OK, to me, looking at it filling every surface in his room, it is nothing more than a landscape of plastic rubbish, but to him it is important.

i

The same goes for the seemingly endless piles of paper, drawings and computer print outs. To my mind, random sheets cluttering his desk and floor, fit for nothing more than the recycle bin. Yet I can recall the horror at finding my piles of 'art work' binned, my bookshelves removed of titles deemed 'read' and my magazines thrown away once the newest issue was out.

"That's precisely what happened to me growing up," my friend Lizzie tells me, explaining that because of this she is very reluctant to interfere too much in her young son's room, beyond keeping his sets of toys in order just so he can appreciate them a bit more.

Another friend, Carla, is just the opposite though, and describes herself as 'retentive' about her children's rooms.

"It really winds me up to see clothes left on the floor," she says. "I make them pick up them up, plus any toys which are likely to get broken or the bits lost. When they are older I realise I may have to leave them to it a bit more but I can see myself maybe withholding pocket money if things get too gross."

I can totally see Carla's point, as this was ME up until a few weeks ago, but the realisation I could potentially be having the same conversation with my son until he leaves home, combined with my own bedroom based demons, made me come to the conclusion that life – and my son's childhood – is just too short to be rowing over a floor full of battle droids or a dismantled Ninjago Rattlecopter.

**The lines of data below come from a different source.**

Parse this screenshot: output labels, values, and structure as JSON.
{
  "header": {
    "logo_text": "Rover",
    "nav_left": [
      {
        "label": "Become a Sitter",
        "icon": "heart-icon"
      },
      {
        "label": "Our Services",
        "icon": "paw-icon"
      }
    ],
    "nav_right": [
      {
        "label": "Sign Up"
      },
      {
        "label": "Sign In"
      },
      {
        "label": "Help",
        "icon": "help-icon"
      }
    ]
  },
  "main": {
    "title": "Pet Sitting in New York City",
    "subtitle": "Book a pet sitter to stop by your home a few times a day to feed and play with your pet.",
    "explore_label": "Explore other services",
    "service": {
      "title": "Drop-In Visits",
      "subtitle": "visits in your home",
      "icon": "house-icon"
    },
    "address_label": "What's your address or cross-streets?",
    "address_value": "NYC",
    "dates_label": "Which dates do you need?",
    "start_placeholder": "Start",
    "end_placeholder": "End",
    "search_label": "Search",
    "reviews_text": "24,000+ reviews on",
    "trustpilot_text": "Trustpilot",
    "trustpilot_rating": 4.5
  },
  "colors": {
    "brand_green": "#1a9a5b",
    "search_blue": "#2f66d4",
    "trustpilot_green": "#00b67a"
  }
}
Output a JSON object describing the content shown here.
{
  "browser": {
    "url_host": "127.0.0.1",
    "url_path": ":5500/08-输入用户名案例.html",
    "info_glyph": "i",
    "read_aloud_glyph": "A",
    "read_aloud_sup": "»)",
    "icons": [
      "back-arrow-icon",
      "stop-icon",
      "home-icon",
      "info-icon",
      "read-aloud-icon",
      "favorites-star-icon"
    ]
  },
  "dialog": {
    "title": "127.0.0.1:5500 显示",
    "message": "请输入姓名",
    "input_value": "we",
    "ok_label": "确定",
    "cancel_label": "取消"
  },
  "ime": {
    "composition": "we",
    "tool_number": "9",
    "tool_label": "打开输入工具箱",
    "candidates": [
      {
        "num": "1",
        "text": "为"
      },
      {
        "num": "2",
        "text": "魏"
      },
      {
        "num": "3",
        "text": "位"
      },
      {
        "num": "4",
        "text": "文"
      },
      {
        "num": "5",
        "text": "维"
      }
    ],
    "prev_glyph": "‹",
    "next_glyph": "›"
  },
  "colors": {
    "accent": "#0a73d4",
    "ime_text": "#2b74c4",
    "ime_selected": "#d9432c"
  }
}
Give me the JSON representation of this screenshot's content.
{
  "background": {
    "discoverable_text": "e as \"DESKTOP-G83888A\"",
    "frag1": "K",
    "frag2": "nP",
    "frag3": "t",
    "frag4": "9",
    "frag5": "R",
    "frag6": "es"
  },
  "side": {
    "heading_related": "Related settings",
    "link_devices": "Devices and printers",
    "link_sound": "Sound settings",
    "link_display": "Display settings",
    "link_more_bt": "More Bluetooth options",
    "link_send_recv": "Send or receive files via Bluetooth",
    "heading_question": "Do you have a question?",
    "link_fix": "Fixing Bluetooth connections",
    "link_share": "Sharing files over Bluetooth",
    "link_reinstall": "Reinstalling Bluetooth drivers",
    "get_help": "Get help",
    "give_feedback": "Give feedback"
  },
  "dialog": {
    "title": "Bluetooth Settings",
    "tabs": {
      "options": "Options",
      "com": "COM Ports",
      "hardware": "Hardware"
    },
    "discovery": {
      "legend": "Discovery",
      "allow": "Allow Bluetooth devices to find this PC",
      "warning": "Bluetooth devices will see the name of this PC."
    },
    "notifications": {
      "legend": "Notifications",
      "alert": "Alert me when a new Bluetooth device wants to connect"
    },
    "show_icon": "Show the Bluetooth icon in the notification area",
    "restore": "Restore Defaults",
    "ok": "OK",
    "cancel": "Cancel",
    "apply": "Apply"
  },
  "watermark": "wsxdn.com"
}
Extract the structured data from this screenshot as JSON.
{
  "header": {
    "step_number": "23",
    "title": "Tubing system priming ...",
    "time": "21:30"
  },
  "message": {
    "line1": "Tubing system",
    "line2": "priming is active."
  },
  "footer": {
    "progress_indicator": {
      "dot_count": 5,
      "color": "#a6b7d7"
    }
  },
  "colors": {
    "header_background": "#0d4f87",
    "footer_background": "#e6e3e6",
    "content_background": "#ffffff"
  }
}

And I want him to feel his room IS his, not just a room in MY house (as I was often told) and I want him to feel he has some control and freedom in there.

Although having said that, I have paid heed to a warning Lizzie gave me: despite her current laid back attitude to her own son, she had some sage words of advice based on her experiences with another child - her older stepson.

"His room maintenance was left entirely to him when he turned 12," she said, "I mucked out the worst bits, but when he finally moved out entirely and we cleared the room I found old pairs of underpants under the bed labelled '12yrs'. So the leave them to it rule can lead to some creative ways of hiding the mess..."

Noted...

What do you think?

Do you insist on a spick and span bedroom, or do you leave your kids to their own devices within certain parameters?

And do you base your decision on your own mum's attitude to bedroom tidying?